So it was that Embry was offered a low level target to test the mettle of his Mosquito crews, and the raid was conceived. It was never known by the British as Operation Jericho. It should have been. Soon after the war a film was made of the raid, with that title, and it has stuck ever since. Ponchardier and Renault (who incidentally had had a pre-war interest in film making) were advisers. It was too good a story not to be told. When it received its first showing in Paris many of those involved, including Embry, came to the launch. Tragically, this did not include Pickard, who lost his life in the attack.
The rest, as we are constantly being told, is history. Now all you need to do is to read the book to fill in all the gaps. Enjoy!

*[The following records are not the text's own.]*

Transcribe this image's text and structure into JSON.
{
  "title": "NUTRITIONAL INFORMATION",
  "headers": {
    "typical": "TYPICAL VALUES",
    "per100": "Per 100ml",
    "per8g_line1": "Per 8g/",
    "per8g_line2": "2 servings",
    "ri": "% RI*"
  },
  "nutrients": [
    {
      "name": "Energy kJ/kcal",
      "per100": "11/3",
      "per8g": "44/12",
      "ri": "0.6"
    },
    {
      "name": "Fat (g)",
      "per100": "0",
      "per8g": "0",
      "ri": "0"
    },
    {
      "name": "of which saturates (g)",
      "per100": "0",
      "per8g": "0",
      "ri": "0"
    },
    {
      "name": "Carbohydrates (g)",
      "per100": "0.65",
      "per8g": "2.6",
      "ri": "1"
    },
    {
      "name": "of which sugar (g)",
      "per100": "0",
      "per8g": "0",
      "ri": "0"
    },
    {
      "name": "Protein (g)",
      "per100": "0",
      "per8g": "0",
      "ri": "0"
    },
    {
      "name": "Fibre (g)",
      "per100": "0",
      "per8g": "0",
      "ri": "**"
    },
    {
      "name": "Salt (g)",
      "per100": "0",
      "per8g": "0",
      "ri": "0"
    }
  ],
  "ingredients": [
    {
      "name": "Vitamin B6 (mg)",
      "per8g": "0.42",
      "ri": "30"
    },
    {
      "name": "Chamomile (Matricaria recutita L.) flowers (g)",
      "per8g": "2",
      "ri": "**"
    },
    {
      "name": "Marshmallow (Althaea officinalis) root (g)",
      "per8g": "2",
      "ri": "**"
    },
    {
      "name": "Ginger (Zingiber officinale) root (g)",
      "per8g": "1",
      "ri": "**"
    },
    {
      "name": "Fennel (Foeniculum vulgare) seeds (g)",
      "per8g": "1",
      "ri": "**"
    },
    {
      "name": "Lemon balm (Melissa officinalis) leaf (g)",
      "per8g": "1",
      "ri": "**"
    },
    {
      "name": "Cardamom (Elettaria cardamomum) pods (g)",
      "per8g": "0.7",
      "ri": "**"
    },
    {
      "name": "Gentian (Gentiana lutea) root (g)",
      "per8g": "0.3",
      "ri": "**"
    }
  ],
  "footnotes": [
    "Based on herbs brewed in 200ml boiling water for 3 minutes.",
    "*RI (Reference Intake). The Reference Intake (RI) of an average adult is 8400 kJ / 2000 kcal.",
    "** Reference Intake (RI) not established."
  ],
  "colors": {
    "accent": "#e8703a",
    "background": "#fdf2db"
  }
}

Ducellier's argument that the raid was part of Fortitude was never more than silly, obsessive conspiracy theory. The final nails in the coffin are the memoirs of Charles Carrington and Solly Zuckerman. Both knew the true D-Day bombing deception plan - twice the weight of bombs in the Pas-de-Calais as on Normandy - and knew about the Amiens raid from the inside, Zuckerman especially so. Neither had any motive to hide the truth and both discussed Amiens as a straightforward operation to free prisoners.
Thanks, Rob. I’m currently reading The Jail Busters as a warm up for Operation Jericho’s publication. Fascinating how the operation came about as a result of a fortunate combination of desperation on the part of the resistant meeting opportunity in the shape of 140 Wing needing low level targets for the Mosquito VI. Looking forward to Operation Jericho immensely. All the best.